Tuesday, July 28, 2020

McCullough on Heyne



                     McCullough on Heyne

Some points from a review by Russ McCullough of Paul Heyne:

“Morality has more to do with intentions than with results; so the person who tried to run you down with his car is morally more culpable than the person who actually ran you down but while trying to get to church.”

Consider the phrase, “Hunger is an injustice.” As he explains, generally speaking, “no one intends the hunger of other people” and therefore there is no injustice.

He is one of the earliest writers to highlight the distinction between economic systems and the morality of people participating in those systems. His analogy to a traffic system is great:
An economic system that successfully coordinates the efforts of millions of people will necessarily work like an urban traffic system: Individuals will pursue their own goals, obeying general rules of the game, in response to the net advantages they perceive in their immediate environment, and adjusting those net advantages in the process so that they more adequately accommodate the diverse wants and abilities of the participants.

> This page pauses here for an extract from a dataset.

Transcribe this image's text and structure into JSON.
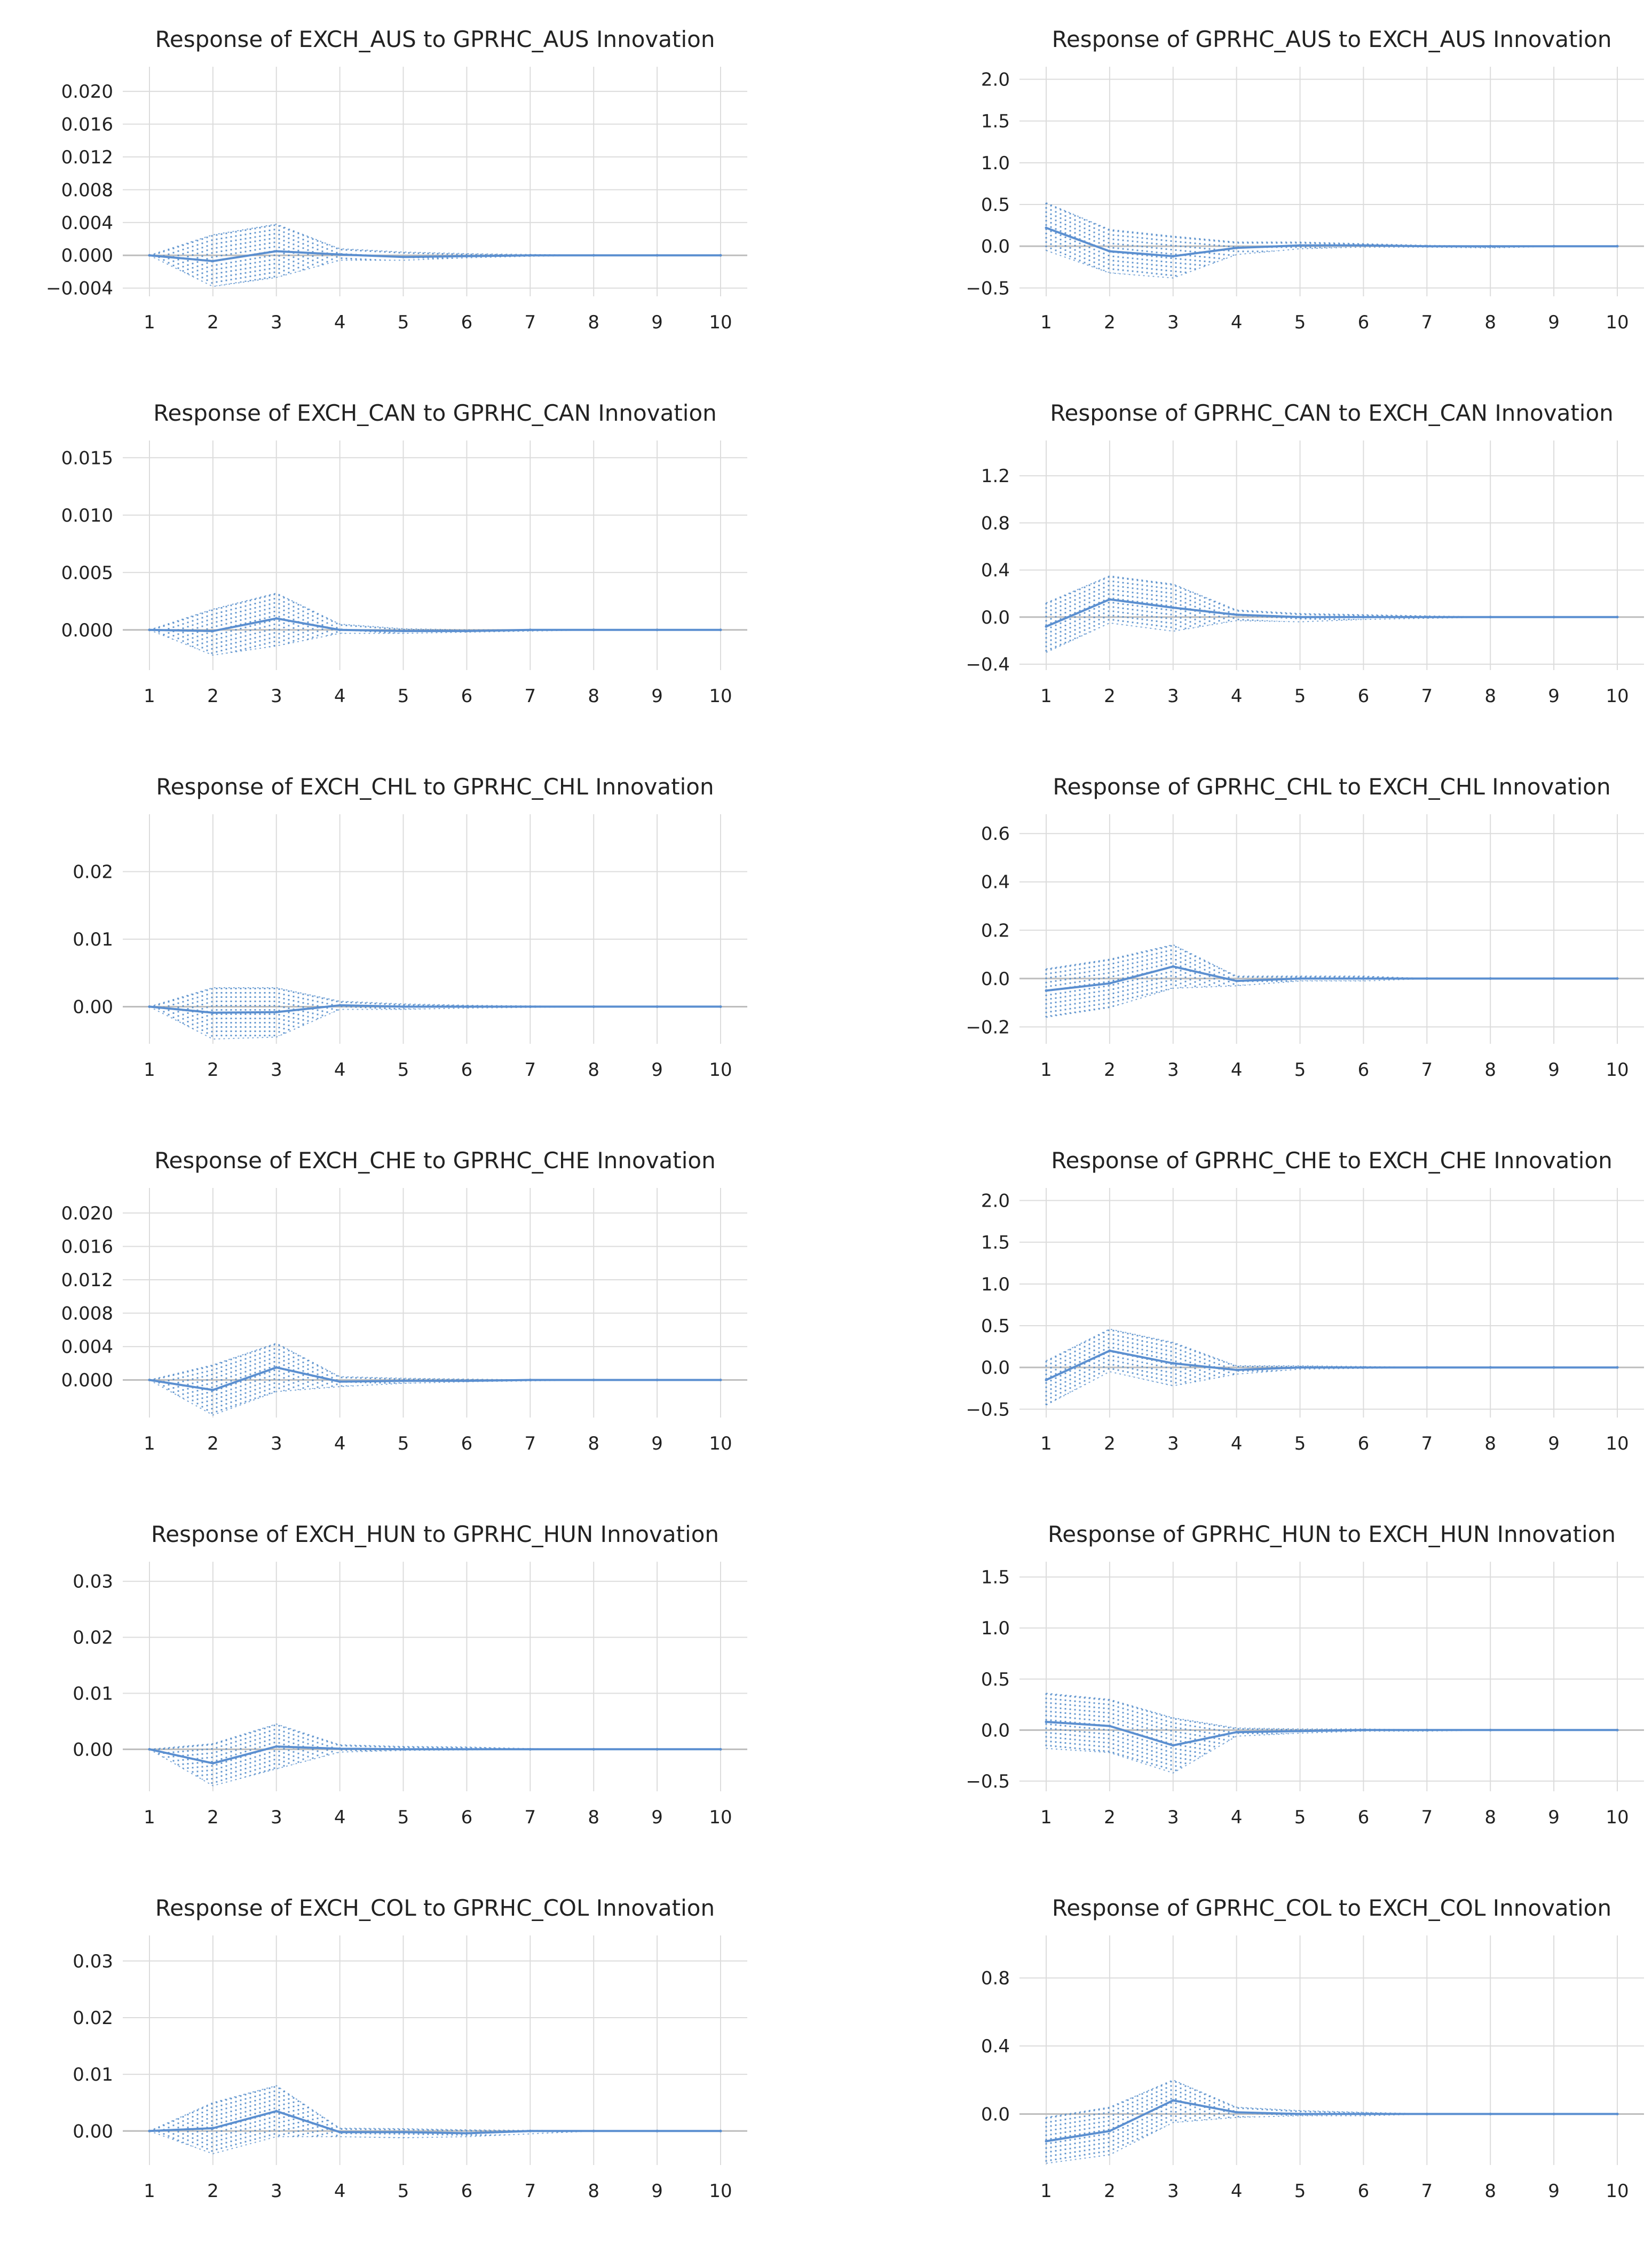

Paul is quick to emphasize that it is impossible for the government to “extract just outcomes from the economic system” and that efficiency gains from the market system can allow individuals to better foster personal relationships, community, and family. People who attribute materialism, consumerism, and selfishness to capitalism are confusing personal morality with impersonal markets.
Private property within the social system of capitalism is helpful because of his insight that “property rights are rights with respect to other people, and are therefore inescapably social, not private.” These rights combined with rules that state that only voluntary exchange is allowed create a fabulous social phenomenon where individual success “depends on your ability to persuade other people to cooperate” with you. Ultimately, efforts to curb or change the virtue of profit maximization are misplaced. Those efforts should instead be made to create better rules of the game so that the rent seeking benefits of lobbyists and other special interests are reduced, and political markets are made more competitive.